I have connections with Israel. Before coming into this place, I worked as an agronomist or agricultural scientist with a water company called Netafim. I visited Sderot, which is one of the towns that was most affected by this unspeakable brutality. There are other southern kibbutzim and towns that have been affected, including a Hatzerim, a kibbutz near Bathsheba which has the Netafim factory. I'll just reflect that these kibbutzim sustain themselves by world-leading water technology, mostly for agriculture, which is what I was involved in. They are sustained by this aspiration for technology to give life to communities throughout the world. There are obviously examples of this Israeli technology not only in Australia but in Africa, Asia, North and South America and Europe. It helps efficiently and with reverence to the environment to grow more food for people, which is life.

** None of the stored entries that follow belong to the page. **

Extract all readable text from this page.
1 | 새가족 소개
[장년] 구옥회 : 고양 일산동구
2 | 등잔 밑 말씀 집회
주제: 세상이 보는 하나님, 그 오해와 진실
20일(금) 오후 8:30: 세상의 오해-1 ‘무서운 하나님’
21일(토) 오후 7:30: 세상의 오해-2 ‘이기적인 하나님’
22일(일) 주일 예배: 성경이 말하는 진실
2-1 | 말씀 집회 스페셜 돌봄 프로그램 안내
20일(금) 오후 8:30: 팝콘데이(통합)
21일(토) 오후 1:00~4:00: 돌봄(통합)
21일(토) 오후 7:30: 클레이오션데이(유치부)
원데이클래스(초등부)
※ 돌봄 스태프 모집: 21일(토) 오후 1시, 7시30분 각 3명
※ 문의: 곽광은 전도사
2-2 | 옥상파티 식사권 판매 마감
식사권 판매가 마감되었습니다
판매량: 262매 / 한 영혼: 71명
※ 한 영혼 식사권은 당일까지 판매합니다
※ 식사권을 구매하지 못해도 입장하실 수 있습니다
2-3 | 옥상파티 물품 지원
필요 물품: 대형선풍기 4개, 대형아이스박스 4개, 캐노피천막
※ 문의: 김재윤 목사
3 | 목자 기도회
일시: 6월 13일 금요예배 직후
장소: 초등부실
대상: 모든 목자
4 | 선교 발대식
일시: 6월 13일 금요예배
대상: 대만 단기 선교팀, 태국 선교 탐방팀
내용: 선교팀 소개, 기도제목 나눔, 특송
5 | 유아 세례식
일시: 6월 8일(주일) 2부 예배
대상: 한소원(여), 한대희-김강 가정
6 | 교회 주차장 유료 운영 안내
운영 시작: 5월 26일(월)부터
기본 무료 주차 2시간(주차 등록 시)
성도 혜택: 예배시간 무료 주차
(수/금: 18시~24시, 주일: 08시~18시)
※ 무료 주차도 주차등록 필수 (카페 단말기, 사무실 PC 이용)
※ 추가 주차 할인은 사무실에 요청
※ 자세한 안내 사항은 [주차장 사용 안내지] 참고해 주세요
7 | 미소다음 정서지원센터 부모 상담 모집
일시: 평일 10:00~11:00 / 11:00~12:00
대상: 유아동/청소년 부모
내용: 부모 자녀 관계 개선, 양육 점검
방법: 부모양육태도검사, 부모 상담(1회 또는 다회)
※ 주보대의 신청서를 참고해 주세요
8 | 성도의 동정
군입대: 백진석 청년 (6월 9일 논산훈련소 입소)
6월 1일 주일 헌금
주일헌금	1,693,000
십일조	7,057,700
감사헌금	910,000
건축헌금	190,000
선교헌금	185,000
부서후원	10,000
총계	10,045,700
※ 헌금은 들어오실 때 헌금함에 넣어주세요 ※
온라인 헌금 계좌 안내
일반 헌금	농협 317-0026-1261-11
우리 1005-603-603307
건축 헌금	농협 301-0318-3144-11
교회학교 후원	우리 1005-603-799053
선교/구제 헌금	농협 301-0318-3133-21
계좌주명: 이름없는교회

That's life, and, for people working on such life-giving technology and devoting their lives to making sure that the globe has enough food to be attacked by people who have this obsession with death, makes it even harder to bear. My own experiences and my friendships and people who I'm still in contact with who I used to work with are going through a terrible time as a result.
The depravity and evil of Hamas knows no bounds, it would seem, with what they have done by taking hostages, including children, back into Gaza and by what they're doing by using the innocent civilians of Palestine, as it would seem, as human shields. There's going to be a great deal of tragedy in the coming weeks and months. We need to acknowledge that too. We absolutely need to acknowledge that too. I think it's incredibly cowardly to use children and innocent civilians as cover for your own hateful, violent ways. I'm so regretful that there wasn't leadership in that particular Palestinian territory that didn't look at some of the other societies around the world that have flourished with economic activity, education, community and society. Gaza could have been that, but Hamas wouldn't allow it. So I join, as I said at the beginning of this, with my parliamentary colleagues in condemning this.
Let's just focus on what makes Australia a great community, like the Imam from the Albanian mosque, Father Jackson from the Catholic Church and other faith leaders at that event. I single them out because they're young men who are hopefully going to be in our community for their lives, spreading messages of peace with communities of different faiths coming together. Let's focus on what we have here; let's condemn the hatred and barbarity we see around the world and reflect on what we do in this country.
We have arguments in this place, but we've got a great democracy and we've got a great social fabric. But that has to be fought for. As part of the fight for it, you've got to call out evil when you see it and you've got to call out hatred and intolerance when you see it. We saw it in Sydney, regretfully, and I called that out as well as condemning the evil attacks of Hamas on the south of Israel.